Yamamay E-Work Busto Arsizio:  5 Grobelna, 6 Gennari, 8 Orro, 13 Bonifacio, 14 Meijners, 15 Berti, 9 Leonardi (L),. All. Mencarelli, 2° Musso.

Swietelsky BÉKÉSCSABA: 1 Ivanovic, 3 Perovic, 5 Medic, 7 Talas, 9 Mlinar, 15 Bodovics, 13 Molcsanyi (L). All. Bogdan, 2° Maté.
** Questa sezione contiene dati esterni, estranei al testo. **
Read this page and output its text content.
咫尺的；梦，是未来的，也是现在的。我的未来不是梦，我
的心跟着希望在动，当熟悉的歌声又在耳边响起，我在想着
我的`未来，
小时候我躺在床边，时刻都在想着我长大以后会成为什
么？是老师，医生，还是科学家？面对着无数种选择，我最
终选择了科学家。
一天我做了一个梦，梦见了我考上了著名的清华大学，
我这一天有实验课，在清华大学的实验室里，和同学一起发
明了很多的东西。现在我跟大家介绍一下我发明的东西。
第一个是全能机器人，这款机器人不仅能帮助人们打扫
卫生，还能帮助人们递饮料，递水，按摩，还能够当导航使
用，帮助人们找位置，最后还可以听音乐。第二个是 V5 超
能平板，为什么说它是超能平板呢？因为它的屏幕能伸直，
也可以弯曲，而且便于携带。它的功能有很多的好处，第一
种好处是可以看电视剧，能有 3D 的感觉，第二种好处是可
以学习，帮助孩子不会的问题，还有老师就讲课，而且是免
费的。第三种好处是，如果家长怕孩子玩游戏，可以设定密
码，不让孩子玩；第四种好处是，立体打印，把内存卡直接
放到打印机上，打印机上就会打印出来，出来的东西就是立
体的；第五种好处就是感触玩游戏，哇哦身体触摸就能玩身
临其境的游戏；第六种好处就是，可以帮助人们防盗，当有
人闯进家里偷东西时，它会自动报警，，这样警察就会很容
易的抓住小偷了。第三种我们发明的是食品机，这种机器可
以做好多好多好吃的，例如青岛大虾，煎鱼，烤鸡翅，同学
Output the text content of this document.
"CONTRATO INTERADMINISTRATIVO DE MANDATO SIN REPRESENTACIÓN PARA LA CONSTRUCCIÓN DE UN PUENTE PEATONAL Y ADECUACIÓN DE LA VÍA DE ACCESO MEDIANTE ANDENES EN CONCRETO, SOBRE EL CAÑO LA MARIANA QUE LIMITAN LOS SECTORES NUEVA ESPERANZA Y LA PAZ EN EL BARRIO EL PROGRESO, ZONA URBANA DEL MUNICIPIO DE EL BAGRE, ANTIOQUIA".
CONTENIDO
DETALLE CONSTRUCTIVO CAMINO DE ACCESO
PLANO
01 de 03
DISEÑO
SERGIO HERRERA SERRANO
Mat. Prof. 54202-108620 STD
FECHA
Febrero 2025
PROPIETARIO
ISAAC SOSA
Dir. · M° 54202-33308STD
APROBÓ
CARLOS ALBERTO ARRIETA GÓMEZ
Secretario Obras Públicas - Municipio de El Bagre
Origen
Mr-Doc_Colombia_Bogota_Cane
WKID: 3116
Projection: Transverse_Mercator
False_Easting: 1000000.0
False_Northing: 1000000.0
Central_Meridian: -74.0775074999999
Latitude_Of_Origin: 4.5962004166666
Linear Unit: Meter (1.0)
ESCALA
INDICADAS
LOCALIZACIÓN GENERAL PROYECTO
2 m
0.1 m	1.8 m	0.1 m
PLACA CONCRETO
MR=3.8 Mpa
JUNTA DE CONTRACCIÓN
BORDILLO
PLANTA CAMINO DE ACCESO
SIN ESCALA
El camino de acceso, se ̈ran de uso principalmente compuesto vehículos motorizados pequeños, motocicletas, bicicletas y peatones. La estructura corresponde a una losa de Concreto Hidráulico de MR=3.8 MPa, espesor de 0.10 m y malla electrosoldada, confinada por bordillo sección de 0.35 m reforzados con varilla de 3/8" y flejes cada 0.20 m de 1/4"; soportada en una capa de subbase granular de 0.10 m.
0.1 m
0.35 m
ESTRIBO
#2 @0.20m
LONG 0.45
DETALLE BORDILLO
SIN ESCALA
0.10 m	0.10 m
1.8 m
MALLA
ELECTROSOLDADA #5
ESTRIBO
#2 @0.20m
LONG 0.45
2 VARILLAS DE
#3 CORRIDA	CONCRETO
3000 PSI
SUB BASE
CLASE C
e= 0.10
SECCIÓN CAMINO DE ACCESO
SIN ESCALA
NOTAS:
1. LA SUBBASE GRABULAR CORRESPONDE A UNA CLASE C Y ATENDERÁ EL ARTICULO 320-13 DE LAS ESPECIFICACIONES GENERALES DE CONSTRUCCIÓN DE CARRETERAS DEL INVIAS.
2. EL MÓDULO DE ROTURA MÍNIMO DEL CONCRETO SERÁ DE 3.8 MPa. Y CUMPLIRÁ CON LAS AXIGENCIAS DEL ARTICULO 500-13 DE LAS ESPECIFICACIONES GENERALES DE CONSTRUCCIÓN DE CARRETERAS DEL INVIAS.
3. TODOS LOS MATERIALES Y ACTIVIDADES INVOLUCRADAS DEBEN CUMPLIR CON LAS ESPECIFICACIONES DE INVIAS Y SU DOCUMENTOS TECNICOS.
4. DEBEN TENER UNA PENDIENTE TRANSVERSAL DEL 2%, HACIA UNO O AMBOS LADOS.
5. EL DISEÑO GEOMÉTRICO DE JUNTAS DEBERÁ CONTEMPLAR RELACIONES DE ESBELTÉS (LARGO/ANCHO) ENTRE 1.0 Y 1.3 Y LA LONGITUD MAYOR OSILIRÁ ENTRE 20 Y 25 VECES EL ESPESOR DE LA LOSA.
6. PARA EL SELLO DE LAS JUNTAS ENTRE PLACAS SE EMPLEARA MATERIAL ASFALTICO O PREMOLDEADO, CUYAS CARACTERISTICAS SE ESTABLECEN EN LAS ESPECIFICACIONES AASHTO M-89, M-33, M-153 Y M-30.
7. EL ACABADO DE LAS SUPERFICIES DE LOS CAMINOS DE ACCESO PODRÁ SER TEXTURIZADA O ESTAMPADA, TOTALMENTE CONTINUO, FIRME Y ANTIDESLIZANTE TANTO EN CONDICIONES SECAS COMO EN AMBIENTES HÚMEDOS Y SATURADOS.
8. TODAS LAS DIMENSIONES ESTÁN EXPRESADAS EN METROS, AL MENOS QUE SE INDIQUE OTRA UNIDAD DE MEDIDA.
Primo set, break Uyba in avvio con Meijners che dai 9 metri lancia il più quattro (7-3). Le ospiti non si danno per vinte e ristabiliscono la parità con il muro di Medic prima e l’errore di Grobelna poi (9-9). Le bianco rosse reagiscono e costringono Bogdan a fermare il gioco sull’ace di Orro (14-11). Alla ripresa bisogna ancora faticare perché le ospiti tengono il ritmo con il lungolinea di Milnar (16-15).  Meijners trova la riga e costringe le Ungheresi al secondo stop discrezionale (20-17). Nel finale le “farfalle” schiacciano sull’acceleratore e si prendono cinque set ball con il pallonetto di Grobelna (24-19). Buona la quinta e ultima con l’invasione ospite che chiude i giochi (25-22). 

 

Secondo set,  punto a punto inconsueto in avvio (3-3). Allungo bianco rosso con Orro dai 9 metri che sigla il medesimo parziale del precedente set (7-3). Non appena cala la guardia però le ospiti non mancano di accorciare ed è tutto da rifare (7-6). Errore di intesa in casa Uyba e parità ristabilita (9-9). Il botta e risposta si risolve in favore di Busto che trova il break (4-0) con Grobelna (17-12).  Mencarelli dopo lo 0-3 subito incassato ferma il gioco per dare una scossa (17-15). Alla ripresa la scossa c’è eccome con Gennari che mette a terra la palla del più quattro (20-16). Nel finale l’errore delle ospiti al servizio consegna sette set ball per conquistare la finale (24-17). Buona la seconda con ancora l’errore dei 9 metri che consegna il pass per la finale (25-18). 

 

Terzo set, Grobelna out per Piani tra le bianco rosse. Subito messe in chairo le cose con il muro di Berti che vale il doppiaggio (8-4). Goliardica invasione di compo sull’8-5 del gatto di casa Yamamay Uyby. Gennari non sbaglia e tiene salde le redini del match (12-6). La Uyba è un treno in corsa che non fa più fermate (15-7). Spazio anche per Cumino e Peruzzo tre le “farfalle”.  Passeggia la Uyba con 11 lunghezze di margine (20-9). L’errore di Perovic in pipe vale tredici match ball (24-11). Buona la prima con il muro di Piani che mette la parola fine alla gara (25-11).